Their estimated lifespan is 300 to 400 years, making Lejeune’s Bicentennial Tree slightly older than average.  “Today,” states the USDA website, “live oaks are protected for public enjoyment.”  This must be true of the Bicentennial Tree.  Marines run beneath its leafy canopy, rejoicing in the brief, shady reprieve, read while sitting between its branches and marvel at its majesty all on a daily basis.

Quite possibly the biggest tragedy of the Bicentennial Tree is how little is actually known about it.  It is believed to be the oldest tree on base and the base has continued to maintain it, but not many people could give any information on why.

Wayne Crump, the Planning and Estimation supervisor at the operations section of Public Works Division, said several arborists have looked at it over the years and all agree it’s a special tree.  In addition to an arborist, or tree doctor, checking up on the Bicentennial Tree annually, a lot of work has been done to keep the tree alive.  
Base officials have uncompacted the ground surrounding the tree and have installed a lightning arrester system, because the tree has been struck by lightning on multiple occasions.

“As big and tall as it is, it’s a lightning magnet,” said Crump.  “It’s been struck a few times before.  The copper wire attracts the lightning and drives it into the ground.”

They have even rerouted the sidewalk at one point, because runners have collided with the Bicentennial Tree’s low-hanging limbs.  It was replaced with a pervious concrete surface so water could soak through, one of the first places the surface has been installed on base.  The tree’s limbs still have to be clipped by professionals occasionally to keep it from extending into McHugh Boulevard.
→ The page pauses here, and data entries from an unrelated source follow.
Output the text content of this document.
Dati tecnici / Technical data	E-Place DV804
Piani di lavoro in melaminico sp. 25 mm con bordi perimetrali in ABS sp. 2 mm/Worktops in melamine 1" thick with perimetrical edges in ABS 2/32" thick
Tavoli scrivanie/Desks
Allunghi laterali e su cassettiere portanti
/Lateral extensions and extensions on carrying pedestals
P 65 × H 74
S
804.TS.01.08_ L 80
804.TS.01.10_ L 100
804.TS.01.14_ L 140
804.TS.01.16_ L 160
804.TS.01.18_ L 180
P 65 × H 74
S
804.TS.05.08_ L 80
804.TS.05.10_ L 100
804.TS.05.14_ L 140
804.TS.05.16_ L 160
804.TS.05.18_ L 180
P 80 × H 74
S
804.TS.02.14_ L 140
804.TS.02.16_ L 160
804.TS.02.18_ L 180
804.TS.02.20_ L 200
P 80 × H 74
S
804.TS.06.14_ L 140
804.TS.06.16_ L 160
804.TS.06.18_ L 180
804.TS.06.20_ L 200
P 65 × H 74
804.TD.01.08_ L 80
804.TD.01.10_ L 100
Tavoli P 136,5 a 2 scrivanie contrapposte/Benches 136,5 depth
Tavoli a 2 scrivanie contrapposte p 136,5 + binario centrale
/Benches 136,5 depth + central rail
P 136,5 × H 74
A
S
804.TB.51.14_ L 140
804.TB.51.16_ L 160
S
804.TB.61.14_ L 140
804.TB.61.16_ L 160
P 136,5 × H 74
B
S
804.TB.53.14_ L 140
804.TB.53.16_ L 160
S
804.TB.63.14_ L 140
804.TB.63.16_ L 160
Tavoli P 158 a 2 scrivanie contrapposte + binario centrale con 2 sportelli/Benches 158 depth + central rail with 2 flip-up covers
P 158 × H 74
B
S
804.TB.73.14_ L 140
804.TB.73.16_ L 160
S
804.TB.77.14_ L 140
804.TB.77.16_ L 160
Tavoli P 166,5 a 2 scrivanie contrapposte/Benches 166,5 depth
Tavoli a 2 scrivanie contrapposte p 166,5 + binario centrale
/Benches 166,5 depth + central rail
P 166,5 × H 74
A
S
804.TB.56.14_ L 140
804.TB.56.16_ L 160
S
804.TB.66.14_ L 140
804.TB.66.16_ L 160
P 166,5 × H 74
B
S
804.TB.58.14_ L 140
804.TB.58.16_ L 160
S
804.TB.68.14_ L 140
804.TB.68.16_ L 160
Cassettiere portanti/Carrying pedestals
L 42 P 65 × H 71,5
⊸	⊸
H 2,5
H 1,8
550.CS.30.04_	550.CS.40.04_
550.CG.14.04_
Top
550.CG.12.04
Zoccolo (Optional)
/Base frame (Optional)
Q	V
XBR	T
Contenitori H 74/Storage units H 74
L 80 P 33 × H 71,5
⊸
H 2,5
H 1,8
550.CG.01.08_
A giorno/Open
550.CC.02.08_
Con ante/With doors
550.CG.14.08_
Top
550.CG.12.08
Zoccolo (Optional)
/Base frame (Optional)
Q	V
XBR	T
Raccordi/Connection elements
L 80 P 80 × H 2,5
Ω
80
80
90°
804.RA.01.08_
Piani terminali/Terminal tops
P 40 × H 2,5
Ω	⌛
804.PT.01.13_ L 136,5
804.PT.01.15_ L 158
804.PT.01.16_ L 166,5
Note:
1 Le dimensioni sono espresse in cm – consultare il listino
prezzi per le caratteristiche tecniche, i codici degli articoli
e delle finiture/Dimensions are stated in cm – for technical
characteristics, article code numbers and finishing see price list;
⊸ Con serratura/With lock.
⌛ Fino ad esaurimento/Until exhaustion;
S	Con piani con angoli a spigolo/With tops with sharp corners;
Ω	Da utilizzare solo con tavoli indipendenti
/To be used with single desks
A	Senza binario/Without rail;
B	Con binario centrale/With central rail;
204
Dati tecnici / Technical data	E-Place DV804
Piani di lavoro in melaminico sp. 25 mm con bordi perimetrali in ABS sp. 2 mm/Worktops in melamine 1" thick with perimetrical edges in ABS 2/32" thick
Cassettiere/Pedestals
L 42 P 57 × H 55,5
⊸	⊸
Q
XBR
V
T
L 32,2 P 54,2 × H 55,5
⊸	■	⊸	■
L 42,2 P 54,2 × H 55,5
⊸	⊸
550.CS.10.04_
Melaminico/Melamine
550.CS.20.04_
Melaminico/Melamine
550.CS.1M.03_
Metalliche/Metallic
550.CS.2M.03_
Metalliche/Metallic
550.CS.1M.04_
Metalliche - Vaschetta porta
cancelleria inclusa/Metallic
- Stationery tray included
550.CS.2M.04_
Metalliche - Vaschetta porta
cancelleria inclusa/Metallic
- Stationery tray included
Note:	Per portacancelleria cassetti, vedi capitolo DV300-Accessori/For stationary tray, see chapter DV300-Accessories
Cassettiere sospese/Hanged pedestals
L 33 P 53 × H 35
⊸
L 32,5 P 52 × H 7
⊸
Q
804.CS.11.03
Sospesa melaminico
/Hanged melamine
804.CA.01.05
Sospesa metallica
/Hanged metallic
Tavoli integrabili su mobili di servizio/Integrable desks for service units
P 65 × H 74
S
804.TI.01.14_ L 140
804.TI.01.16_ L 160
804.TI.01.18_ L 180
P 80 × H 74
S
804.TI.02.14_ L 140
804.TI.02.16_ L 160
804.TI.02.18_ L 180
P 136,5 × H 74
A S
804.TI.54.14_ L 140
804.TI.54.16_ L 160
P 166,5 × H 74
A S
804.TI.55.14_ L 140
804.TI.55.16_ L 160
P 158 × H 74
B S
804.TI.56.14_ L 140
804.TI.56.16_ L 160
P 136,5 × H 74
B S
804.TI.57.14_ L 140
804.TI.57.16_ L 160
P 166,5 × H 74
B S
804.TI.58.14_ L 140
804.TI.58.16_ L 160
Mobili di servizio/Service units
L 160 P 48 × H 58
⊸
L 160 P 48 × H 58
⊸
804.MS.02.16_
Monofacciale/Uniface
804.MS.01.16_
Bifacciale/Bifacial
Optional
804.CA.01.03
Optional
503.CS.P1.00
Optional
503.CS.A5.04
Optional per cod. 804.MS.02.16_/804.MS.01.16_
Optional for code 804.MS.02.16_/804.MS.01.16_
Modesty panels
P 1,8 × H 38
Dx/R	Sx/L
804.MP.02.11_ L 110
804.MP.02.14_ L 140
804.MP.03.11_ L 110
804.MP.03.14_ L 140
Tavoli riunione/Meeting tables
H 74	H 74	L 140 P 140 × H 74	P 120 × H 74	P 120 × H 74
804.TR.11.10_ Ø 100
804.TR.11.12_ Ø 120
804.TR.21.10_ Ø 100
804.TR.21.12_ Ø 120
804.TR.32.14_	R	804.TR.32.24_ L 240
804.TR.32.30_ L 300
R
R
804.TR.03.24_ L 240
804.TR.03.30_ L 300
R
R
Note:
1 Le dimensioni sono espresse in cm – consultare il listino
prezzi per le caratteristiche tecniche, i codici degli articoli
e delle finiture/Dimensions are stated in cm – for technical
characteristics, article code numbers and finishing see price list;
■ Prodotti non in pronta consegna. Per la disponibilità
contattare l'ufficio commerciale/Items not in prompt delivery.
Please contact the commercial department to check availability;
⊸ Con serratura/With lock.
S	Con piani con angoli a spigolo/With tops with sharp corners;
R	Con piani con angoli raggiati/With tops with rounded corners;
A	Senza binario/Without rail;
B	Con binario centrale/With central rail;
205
“Some people say the tree is encroaching on the road, but I say the road is encroaching on the tree,” said Crump.

Crump believes that the Bicentennial Tree will continue to be enjoyed by a new generation of Marines.  A new dining facility with outdoor eating area is being built nearby, and he thinks some Marines may want to walk over to eat in its shade.

The Bicentennial Tree has a marker naming it the fourth stop on the Marine Corps Base Camp Lejeune Self-Guided Tour, but according to Bob Ceklosky, the Department of Public Safety operations chief, the program was shut down about two years ago.

“We don’t let people on base to do the self-guided tour anymore,” he explained.  “There used to be booklets at the visitors center.”

In an era marked by budget cuts, who can say how many years the oak will continue?  Regardless, the Bicentennial Tree will live on.  Danny Marshburn, the program manager for the base’s Forest Management Program, said that representatives of the state forest service have collected seed from the tree.

“They collected some seed from it to grow it elsewhere—to grow trees off the genetics of this one,” he said.

Could it be that the Bicentennial Oak is hiding mysteries beneath the shroud provided by its canopy?  Perhaps Lt. Gen. John A. Lejeune himself once rested in the shade beneath.  Or is it simply just a tree that has been here so long no one wants to get rid of it?  Either way, happy birthday.